Fault Code 1:38 - Linux Software Raid Alert

Fault Code Description

The Raid disk supervision program has received an alert that the Linux Software Raid system needs attention.

Note:

All raid management requires root authority .

Schematic layout

The Linux software RAID system is made up by two disks, normally named sda and sdb. Each disk has two partitions, sda1 and sda2, and sdb1 and sdb2, respectively.

The RAID partition md0 is made up by sda1 and sdb1. The RAID partition md1 is made up by sda2 and sdb2.

Figure 1. Schematic RAID layout

Check status of Software Raid

Key command mdadm -D /dev/md<X> or
Figure 2. Printout from command mdadm -D /dev/md1 when RAID is OK. Both discs are available.
Figure 3. Printout from command mdadm -D /dev/md1 when RAID is NOK. Only one disc is available.
Use comman d cat /proc/mdstat
Figure 4. Printout from command cat /proc/mdstat when RAID is OK.
Figure 5. Printout from command cat /proc/mdstat when new disk is initiated, recovery ongoing.

Measure

  1. Remove the two partitions of the failing disk from the Raid configuration.

    Take the following two commands, where {broken_drive} is either sda or sdb.

    >mdadm --manage /dev/md0 --fail /dev/{broken_drive}1 \ --remove /dev/{broken_drive}1

    >mdadm --manage /dev/md1 --fail /dev/{broken_drive}2 \ --remove /dev/{broken_drive}2

    Note:

    If the /dev/{broken_drive}X already has been removed, the command will fail. Continue with step 2.

  2. It is important that the system must be shut down before the faulty drive is physically replaced with a replacement drive, i. e. hot-swap is not recommended.

    The new disk should be of the same model and the same size as (or larger than) the one remaining drive (healthy one) in the system.

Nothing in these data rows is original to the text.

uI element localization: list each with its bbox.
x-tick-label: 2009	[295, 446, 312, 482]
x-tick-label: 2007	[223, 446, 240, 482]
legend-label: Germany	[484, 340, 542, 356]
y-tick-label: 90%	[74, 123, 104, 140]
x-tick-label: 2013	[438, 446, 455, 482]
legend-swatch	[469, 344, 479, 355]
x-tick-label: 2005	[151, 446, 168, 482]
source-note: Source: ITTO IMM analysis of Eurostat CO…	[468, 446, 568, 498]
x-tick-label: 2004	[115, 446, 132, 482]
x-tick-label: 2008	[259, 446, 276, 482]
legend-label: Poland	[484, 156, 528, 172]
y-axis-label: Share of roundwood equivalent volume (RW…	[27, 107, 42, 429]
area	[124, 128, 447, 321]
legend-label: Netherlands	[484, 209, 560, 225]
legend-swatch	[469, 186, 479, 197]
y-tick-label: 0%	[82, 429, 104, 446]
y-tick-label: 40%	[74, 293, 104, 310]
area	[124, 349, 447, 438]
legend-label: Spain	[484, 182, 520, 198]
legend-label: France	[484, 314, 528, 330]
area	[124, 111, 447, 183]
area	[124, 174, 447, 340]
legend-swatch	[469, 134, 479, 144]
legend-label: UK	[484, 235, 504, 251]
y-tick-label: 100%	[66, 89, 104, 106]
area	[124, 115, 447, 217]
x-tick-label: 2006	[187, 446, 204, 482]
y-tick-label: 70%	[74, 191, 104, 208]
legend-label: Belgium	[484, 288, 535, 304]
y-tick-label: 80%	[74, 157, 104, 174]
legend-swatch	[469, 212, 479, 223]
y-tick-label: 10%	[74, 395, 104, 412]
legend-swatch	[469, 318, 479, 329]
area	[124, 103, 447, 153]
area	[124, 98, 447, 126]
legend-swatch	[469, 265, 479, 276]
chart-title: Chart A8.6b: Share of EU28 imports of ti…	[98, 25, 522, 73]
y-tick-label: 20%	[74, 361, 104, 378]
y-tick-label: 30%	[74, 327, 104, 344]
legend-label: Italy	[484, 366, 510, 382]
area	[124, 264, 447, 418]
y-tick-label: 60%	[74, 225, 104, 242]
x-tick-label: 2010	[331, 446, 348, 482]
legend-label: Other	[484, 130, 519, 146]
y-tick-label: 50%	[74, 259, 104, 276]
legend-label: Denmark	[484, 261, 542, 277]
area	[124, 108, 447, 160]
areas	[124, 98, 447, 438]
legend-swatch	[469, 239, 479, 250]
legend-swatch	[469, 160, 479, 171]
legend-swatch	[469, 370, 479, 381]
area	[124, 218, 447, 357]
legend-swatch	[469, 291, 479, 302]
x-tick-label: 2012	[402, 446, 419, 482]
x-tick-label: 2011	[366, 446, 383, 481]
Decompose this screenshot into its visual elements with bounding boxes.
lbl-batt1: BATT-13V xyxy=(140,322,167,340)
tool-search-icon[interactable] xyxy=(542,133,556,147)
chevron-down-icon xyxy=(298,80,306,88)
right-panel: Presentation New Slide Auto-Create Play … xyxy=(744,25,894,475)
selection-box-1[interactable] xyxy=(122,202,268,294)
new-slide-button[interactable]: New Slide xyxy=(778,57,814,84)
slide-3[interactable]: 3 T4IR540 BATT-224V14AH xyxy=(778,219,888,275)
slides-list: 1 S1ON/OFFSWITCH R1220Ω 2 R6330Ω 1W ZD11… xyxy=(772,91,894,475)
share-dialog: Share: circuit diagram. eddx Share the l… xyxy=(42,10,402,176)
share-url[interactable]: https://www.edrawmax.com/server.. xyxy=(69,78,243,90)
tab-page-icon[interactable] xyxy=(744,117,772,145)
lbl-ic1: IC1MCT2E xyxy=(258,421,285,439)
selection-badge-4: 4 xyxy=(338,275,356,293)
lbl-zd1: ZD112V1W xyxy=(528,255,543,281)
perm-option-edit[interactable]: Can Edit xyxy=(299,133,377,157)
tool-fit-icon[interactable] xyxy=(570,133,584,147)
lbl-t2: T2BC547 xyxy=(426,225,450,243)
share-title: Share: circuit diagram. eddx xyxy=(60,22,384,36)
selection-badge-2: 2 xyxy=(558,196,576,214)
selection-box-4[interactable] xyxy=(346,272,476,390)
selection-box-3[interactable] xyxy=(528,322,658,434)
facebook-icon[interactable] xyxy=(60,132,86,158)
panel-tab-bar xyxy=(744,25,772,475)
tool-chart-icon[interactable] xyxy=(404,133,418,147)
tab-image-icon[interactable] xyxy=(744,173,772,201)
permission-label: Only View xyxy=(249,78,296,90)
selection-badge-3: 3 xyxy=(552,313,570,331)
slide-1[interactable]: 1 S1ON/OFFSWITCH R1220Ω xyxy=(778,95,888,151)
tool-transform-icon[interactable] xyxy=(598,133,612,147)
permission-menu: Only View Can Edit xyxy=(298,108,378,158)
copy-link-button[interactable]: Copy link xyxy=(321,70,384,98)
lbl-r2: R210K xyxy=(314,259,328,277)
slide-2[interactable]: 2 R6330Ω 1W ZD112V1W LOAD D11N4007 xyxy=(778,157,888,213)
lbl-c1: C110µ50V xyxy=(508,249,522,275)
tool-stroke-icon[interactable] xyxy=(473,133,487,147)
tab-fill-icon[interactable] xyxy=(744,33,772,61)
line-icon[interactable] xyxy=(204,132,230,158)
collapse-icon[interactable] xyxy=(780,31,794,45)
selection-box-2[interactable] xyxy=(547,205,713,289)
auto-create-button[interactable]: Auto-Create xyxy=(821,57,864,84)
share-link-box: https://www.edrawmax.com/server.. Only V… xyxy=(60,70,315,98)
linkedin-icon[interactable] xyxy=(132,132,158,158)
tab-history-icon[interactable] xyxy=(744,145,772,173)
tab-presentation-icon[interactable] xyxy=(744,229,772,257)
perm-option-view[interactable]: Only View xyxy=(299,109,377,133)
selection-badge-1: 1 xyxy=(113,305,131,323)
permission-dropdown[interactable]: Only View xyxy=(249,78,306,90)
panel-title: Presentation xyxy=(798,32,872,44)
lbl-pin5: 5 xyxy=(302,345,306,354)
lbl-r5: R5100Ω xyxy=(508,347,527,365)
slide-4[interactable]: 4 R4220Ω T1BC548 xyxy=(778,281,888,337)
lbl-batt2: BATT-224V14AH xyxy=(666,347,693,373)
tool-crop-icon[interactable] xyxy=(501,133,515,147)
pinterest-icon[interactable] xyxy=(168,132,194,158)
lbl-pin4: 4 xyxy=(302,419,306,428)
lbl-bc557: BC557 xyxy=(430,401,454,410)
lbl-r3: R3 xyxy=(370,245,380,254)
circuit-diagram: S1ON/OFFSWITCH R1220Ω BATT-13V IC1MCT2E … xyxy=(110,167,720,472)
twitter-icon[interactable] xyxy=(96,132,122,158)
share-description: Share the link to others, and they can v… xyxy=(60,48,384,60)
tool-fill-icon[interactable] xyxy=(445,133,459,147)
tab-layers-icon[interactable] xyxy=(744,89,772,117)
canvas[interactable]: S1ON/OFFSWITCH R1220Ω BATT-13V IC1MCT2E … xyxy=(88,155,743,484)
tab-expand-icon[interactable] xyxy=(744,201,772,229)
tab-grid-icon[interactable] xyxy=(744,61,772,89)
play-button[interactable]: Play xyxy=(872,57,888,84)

    Reboot the system. Normally the system will boot from the healthy disk in either drive 0 (drive 1 being replaced) or drive 1 (drive 0 being replaced.

    Note:

    If, for any reason, there is message indicating no boot disk found or there is no action shown on the monitor, reboot the system and press <F7>to enter the manual boot option in the BIOS. Choose the one to boot. Drive number is indicated ad P0 (drive 0) or P1 (drive1).

  3. Check which drive letter that was assigned to the disk. Check the content of /var/log/messages. (The disk could, for example, get drive letter c, to be sdc).
  4. Prepare the new drive to get the same partitioning as the one in use.

    >sfdisk -d /dev/{good_drive} | sfdisk /dev/{new_drive} --Linux

  5. Add the new disk to the RAID configuration.
    Note:

    Adding new disk to the RAID configuration is very disc intensive activity and therefore should run at low traffic times.

    >mdadm --manage /dev/md0 --add /dev/{new_drive}1

    >mdadm --manage /dev/md1 --add /dev/{new_drive}2

  6. Wait until the new disk has been mirrored (raid synchronized) from the operational disk.

    >cat /proc/mdstat

    Wait until the disk is 100% synchronized.

    Note:

    If the result is a failed spare, it is removed after a reboot of the server. Continue with step 7.

  7. Make the new drive bootable and run the following command.

    >/usr/sbin/grub2-install /dev/{new_drive}

  8. Enter the command alarm to erase (reset) alarms in the alarm log.

    Clear the alarms.